The question that grabbed me was this: how do the DOE performance metrics vary with teacher experience? In my first pass through the three annual data sets, I noticed that the 2007-2008 set contained more fine-grained experience groups (see chart, the later sets say 1, 2, 3 or more than 3 years), so how about based on 2007-2008 data? The answer turned out quite subtle.
For starters, I decided to look at math results only (personal choice). I removed all teachers for whom years of experience was “unknown” or those listed as “co-teaching.” I also removed any teachers whose total student count was less than 20. The remaining list does contain duplicates of individuals, since a teacher who teaches both 7th and 8th grade, say, appears once for each. But my interest was in averaging the performance numbers by experience groups anyway, so I ignored this duplication issue.
NYC DOE released both actual student gains on proficiency tests (post-score minus pre-score) and something called “value-added score”. Value-added score is important in distinguishing between student groups which were projected to do well and did well and student groups which over- or under-performed expectations. In their own words, “on the 07-08 reports, value-added = actual gain – predicted gain.” A bit more on what predicted gain means below.
Here’s the meat of the matter: you might expect that if you average over hundreds of teachers in any random group, the average gains (z-scores) will wash out to zero. But if teachers get better with experience (a reasonable assumption, no?), then maybe you would see a trend if you grouped teachers by years of experience. It turns out that in terms of actual gains for the year 2007-2008 and for multi-year aggregate data in that report year (blue and green lines), the data do support the idea that teachers get better. Although there is a suggestion that after 10 years, there may be a bit of a slump…
On the other hand, if you take the DOE value-added score (red and purple lines), there is no such indication. (Standard errors on these points are large enough that the data are consistent with a flat trend-line.)
So what does that mean? How could teacher value-added not improve with teacher experience?
There may be something going on with the DOE’s “predicted gain” estimate*. Their Teacher Data Report FAQ from 2009 does say that teacher experience is factored in when comparing teachers to peer teachers:
The “peer comparison” sections of the report are different from the “citywide comparison” sections […] the predicted gain in all peer comparison calculations takes into account the teacher’s experience overall and in that grade and subject.

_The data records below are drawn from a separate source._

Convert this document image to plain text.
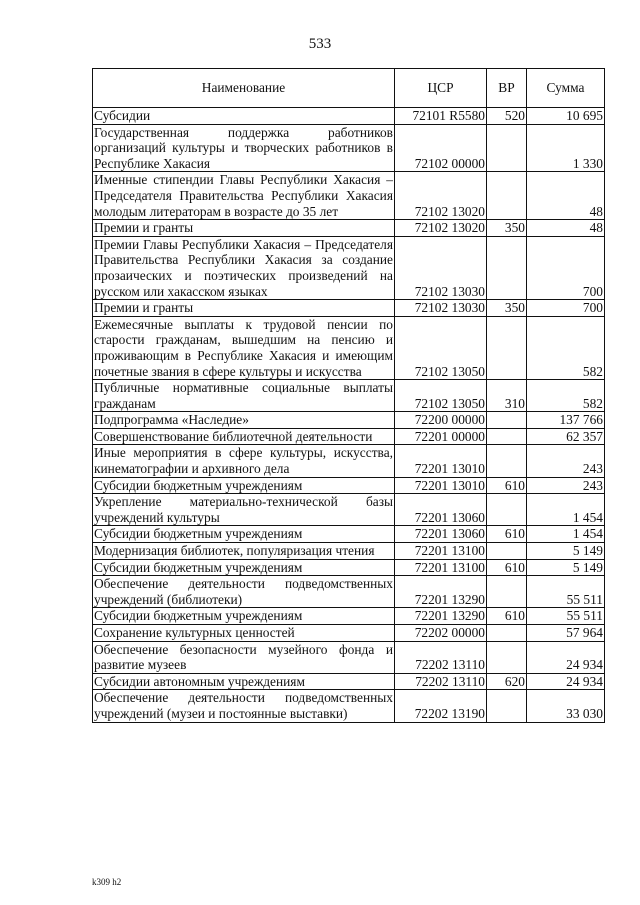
533
Наименование	ЦСР	ВР	Сумма
Субсидии	72101 R5580	520	10 695
Государственная поддержка работников организаций культуры и творческих работников в Республике Хакасия	72102 00000		1 330
Именные стипендии Главы Республики Хакасия – Председателя Правительства Республики Хакасия молодым литераторам в возрасте до 35 лет	72102 13020		48
Премии и гранты	72102 13020	350	48
Премии Главы Республики Хакасия – Председателя Правительства Республики Хакасия за создание прозаических и поэтических произведений на русском или хакасском языках	72102 13030		700
Премии и гранты	72102 13030	350	700
Ежемесячные выплаты к трудовой пенсии по старости гражданам, вышедшим на пенсию и проживающим в Республике Хакасия и имеющим почетные звания в сфере культуры и искусства	72102 13050		582
Публичные нормативные социальные выплаты гражданам	72102 13050	310	582
Подпрограмма «Наследие»	72200 00000		137 766
Совершенствование библиотечной деятельности	72201 00000		62 357
Иные мероприятия в сфере культуры, искусства, кинематографии и архивного дела	72201 13010		243
Субсидии бюджетным учреждениям	72201 13010	610	243
Укрепление материально-технической базы учреждений культуры	72201 13060		1 454
Субсидии бюджетным учреждениям	72201 13060	610	1 454
Модернизация библиотек, популяризация чтения	72201 13100		5 149
Субсидии бюджетным учреждениям	72201 13100	610	5 149
Обеспечение деятельности подведомственных учреждений (библиотеки)	72201 13290		55 511
Субсидии бюджетным учреждениям	72201 13290	610	55 511
Сохранение культурных ценностей	72202 00000		57 964
Обеспечение безопасности музейного фонда и развитие музеев	72202 13110		24 934
Субсидии автономным учреждениям	72202 13110	620	24 934
Обеспечение деятельности подведомственных учреждений (музеи и постоянные выставки)	72202 13190		33 030
k309 h2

I don’t think this is what’s happening here, though, and discussions of value-added elsewhere don’t mention teacher experience as a factor. This being a citywide comparison, more experienced teachers should have higher value-added scores, and the predicted gains should not take teacher experience into consideration (though parents and principals should accept that new teachers are still developing mastery). If the DOE is giving new teachers a boost by lowering their predicted gains, this is not really doing a service to anyone. Adjust for students, yes. Do not adjust expectations for the limited experience of the teacher.
Update: Based on this much more definitive report describing the details of the NYC value-added model, I understand that teacher experience is definitely a variable in the model, though the report does not say how much. This fact might obviate my comments below.
The purpose of using value-added scores as I mentioned is to equal the playing field in comparing teachers with very different student groups. But in averaging hundreds of teachers together by years of experience, the “unequal field” effect should average away. So really the actual gains and the value-added scores could have the same trend with years of experience. But they don’t.
One possibility is that 1st and 2nd year teachers are given harder teaching assignments than their more senior colleagues. There may well be seniority privilege, and that could explain how lower actual gains in this group turn into average value-added scores. But this is not a comforting way out, because then it appears that years of experience really have no effect on teacher “value-added.”
*the astute observer may notice that (as expected) actual gains are the same for 07-08 and multi-year for teachers with 1 year of experience, whereas this is not the case for value-added scores. This is due to the fact that predicted gains factored into the teacher value-added score are based on the multi-year information even though the actual gains are not.